Le gouvernement veut redresser les comptes de la Sécu avec le Projet de loi de financement de la Sécurité sociale (PLFSS) 2026. Objectif : retour à l’équilibre après des années de déficit. Bonne nouvelle ? Pas vraiment. Derrière les chiffres, on sent une reprise en main de la santé par l’administration — et une menace grandissante sur la liberté d’installation.
⚖️ Des comptes équilibrés… sur le dos du soin
Le texte prévoit un petit excédent en 2026, au prix d’un sérieux tour de vis.
👉 ONDAM gelé à 265,9 milliards.
👉 Nouvelles taxes sur les mutuelles et les ruptures conventionnelles.
👉 Moins d’exonérations pour les jeunes pros et les structures.
Bref, on serre la vis partout où ça soigne ou ça forme.
Et quand on bride le financement, c’est toujours la qualité du soin et la liberté des soignants qui trinquent.
🏢 Plus d’État, moins de terrain
Sous prétexte de « simplification », le PLFSS 2026 renforce le pouvoir des administrations centrales et des ARS.
Les structures locales (URSSAF, associations, opérateurs de terrain) sont absorbées ou mises sous tutelle.

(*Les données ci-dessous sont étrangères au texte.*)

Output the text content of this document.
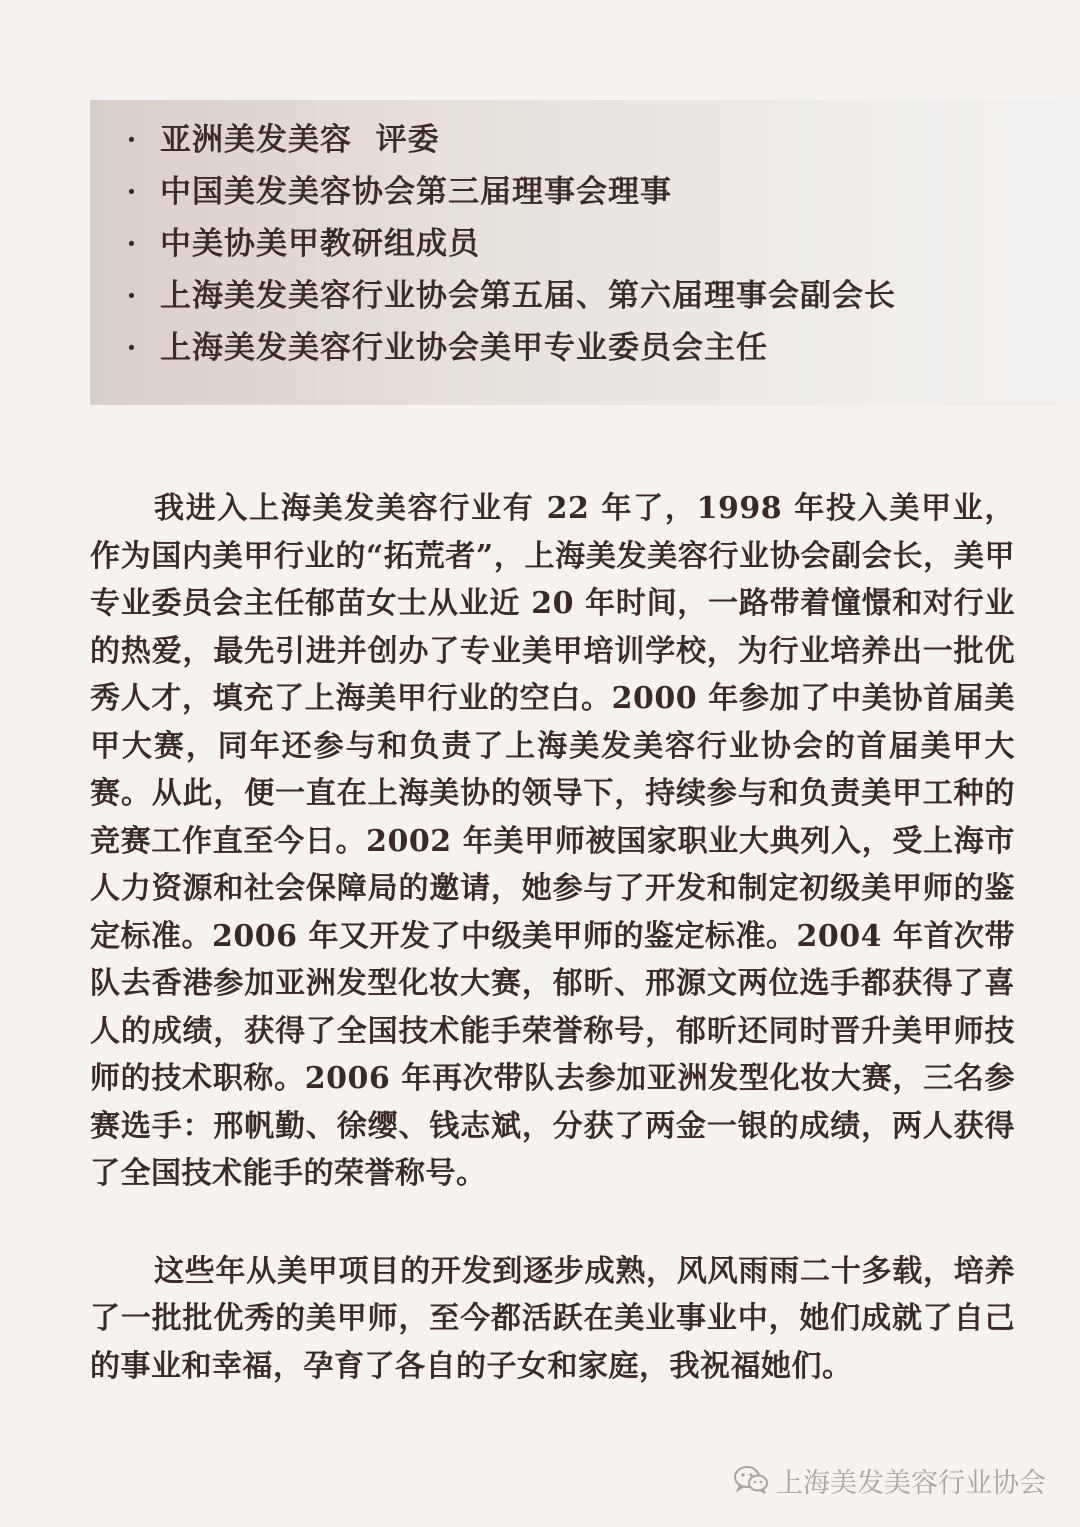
· 亚洲美发美容  评委
· 中国美发美容协会第三届理事会理事
· 中美协美甲教研组成员
· 上海美发美容行业协会第五届、第六届理事会副会长
· 上海美发美容行业协会美甲专业委员会主任

我进入上海美发美容行业有 22 年了，1998 年投入美甲业，作为国内美甲行业的“拓荒者”，上海美发美容行业协会副会长，美甲专业委员会主任郁苗女士从业近 20 年时间，一路带着憧憬和对行业的热爱，最先引进并创办了专业美甲培训学校，为行业培养出一批优秀人才，填充了上海美甲行业的空白。2000 年参加了中美协首届美甲大赛，同年还参与和负责了上海美发美容行业协会的首届美甲大赛。从此，便一直在上海美协的领导下，持续参与和负责美甲工种的竞赛工作直至今日。2002 年美甲师被国家职业大典列入，受上海市人力资源和社会保障局的邀请，她参与了开发和制定初级美甲师的鉴定标准。2006 年又开发了中级美甲师的鉴定标准。2004 年首次带队去香港参加亚洲发型化妆大赛，郁昕、邢源文两位选手都获得了喜人的成绩，获得了全国技术能手荣誉称号，郁昕还同时晋升美甲师技师的技术职称。2006 年再次带队去参加亚洲发型化妆大赛，三名参赛选手：邢帆勤、徐缨、钱志斌，分获了两金一银的成绩，两人获得了全国技术能手的荣誉称号。

这些年从美甲项目的开发到逐步成熟，风风雨雨二十多载，培养了一批批优秀的美甲师，至今都活跃在美业事业中，她们成就了自己的事业和幸福，孕育了各自的子女和家庭，我祝福她们。

上海美发美容行业协会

Résultat : moins d’autonomie, plus de paperasse, plus de décisions venues d’en haut.
On ne parle plus de coordination des soins, mais de contrôle. Et quand tout est piloté depuis Paris, les réalités de terrain passent à la trappe.
🚨 Vers une régulation déguisée de l’installation ?

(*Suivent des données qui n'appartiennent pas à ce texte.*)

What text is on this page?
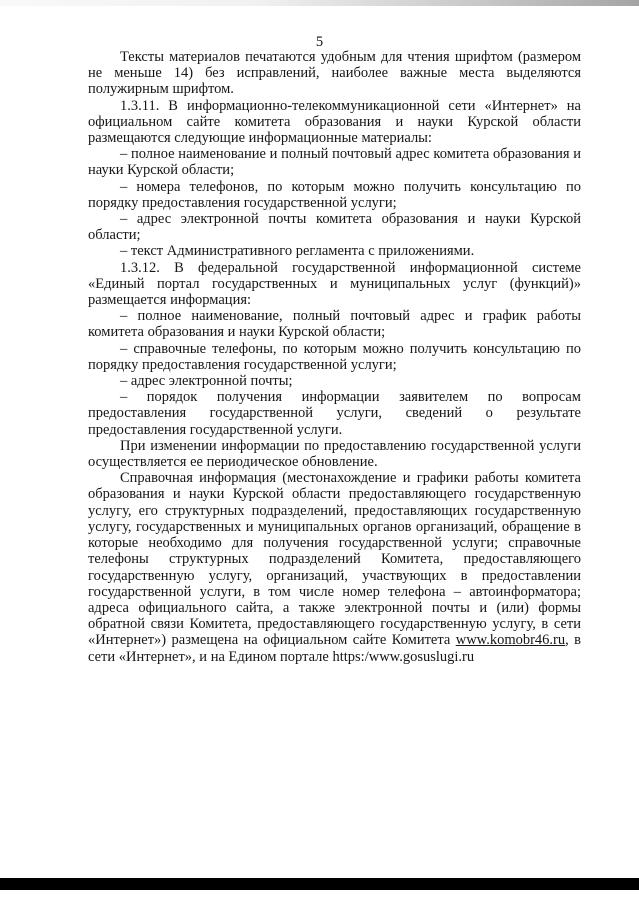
5

Тексты материалов печатаются удобным для чтения шрифтом (размером не меньше 14) без исправлений, наиболее важные места выделяются полужирным шрифтом.

1.3.11. В информационно-телекоммуникационной сети «Интернет» на официальном сайте комитета образования и науки Курской области размещаются следующие информационные материалы:

– полное наименование и полный почтовый адрес комитета образования и науки Курской области;

– номера телефонов, по которым можно получить консультацию по порядку предоставления государственной услуги;

– адрес электронной почты комитета образования и науки Курской области;

– текст Административного регламента с приложениями.

1.3.12. В федеральной государственной информационной системе «Единый портал государственных и муниципальных услуг (функций)» размещается информация:

– полное наименование, полный почтовый адрес и график работы комитета образования и науки Курской области;

– справочные телефоны, по которым можно получить консультацию по порядку предоставления государственной услуги;

– адрес электронной почты;

– порядок получения информации заявителем по вопросам предоставления государственной услуги, сведений о результате предоставления государственной услуги.

При изменении информации по предоставлению государственной услуги осуществляется ее периодическое обновление.

Справочная информация (местонахождение и графики работы комитета образования и науки Курской области предоставляющего государственную услугу, его структурных подразделений, предоставляющих государственную услугу, государственных и муниципальных органов организаций, обращение в которые необходимо для получения государственной услуги; справочные телефоны структурных подразделений Комитета, предоставляющего государственную услугу, организаций, участвующих в предоставлении государственной услуги, в том числе номер телефона – автоинформатора; адреса официального сайта, а также электронной почты и (или) формы обратной связи Комитета, предоставляющего государственную услугу, в сети «Интернет») размещена на официальном сайте Комитета www.komobr46.ru, в сети «Интернет», и на Едином портале https:/www.gosuslugi.ru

Le mot « coercition » n’apparaît pas, mais tout y ressemble.
Le PLFSS conditionne de plus en plus les aides et financements à des critères territoriaux.

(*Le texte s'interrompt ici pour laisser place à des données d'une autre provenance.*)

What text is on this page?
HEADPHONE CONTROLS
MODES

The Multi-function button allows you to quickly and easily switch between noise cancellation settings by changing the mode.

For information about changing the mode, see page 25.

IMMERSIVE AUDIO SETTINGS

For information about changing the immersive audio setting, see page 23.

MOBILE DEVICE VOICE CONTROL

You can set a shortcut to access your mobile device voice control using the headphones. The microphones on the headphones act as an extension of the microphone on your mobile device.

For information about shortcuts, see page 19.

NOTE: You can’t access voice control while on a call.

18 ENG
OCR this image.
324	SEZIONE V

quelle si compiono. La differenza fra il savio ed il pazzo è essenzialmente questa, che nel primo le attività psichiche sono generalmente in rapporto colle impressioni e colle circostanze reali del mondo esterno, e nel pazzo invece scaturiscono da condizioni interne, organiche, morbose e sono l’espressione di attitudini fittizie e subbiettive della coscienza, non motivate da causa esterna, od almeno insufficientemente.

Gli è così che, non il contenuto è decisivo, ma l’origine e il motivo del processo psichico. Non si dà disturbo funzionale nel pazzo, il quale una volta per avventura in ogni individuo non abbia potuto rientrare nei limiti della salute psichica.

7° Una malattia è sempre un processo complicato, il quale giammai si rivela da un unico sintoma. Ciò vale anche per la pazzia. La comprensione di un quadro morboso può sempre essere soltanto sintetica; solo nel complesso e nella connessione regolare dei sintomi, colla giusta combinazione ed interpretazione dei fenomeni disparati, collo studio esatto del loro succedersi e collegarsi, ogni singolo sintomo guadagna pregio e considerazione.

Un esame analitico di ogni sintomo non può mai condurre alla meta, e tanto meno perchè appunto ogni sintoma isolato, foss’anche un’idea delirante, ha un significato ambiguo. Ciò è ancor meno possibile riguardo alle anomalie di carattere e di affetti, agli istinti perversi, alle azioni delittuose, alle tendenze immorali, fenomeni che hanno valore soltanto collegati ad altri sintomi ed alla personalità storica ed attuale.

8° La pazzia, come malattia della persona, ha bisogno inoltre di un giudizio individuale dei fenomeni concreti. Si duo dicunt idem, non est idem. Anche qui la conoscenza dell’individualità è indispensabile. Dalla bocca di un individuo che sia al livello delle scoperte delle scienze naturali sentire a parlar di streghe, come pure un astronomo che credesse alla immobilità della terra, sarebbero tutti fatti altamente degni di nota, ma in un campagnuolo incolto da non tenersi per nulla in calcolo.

En clair : tu veux t’installer ? Ce sera plus facile si tu vas là où on te dit d’aller.
C’est la régulation douce, la version 2.0 de l’installation sous contrainte.
Pas besoin d’une loi Garot bis, le budget s’en charge.
✊ Ce que fait le BIL (et comment tu peux aider)
Le Bureau des Internes de Lille reste mobilisé avec l’ISNI.
➡️ On dénonce toute tentative de restreindre la liberté d’installation.
➡️ On demande à ce que les jeunes médecins soient enfin associés aux décisions.
➡️ On t’invite à t’informer, partager et participer : réunions locales, interpellation de députés, relais sur les réseaux.
La liberté d’installation, ce n’est pas un caprice : c’est ce qui permet de choisir son projet de vie et de soin.
🗓️ Et maintenant ?
Le PLFSS est en discussion à l’Assemblée avant de filer au Sénat d’ici décembre.
S’il passe sans bouger, on se dirige vers une médecine de plus en plus administrée, où le budget dicte le soin.
À nous de faire du bruit, d’en parler et de refuser qu’on décide pour nous où et comment exercer.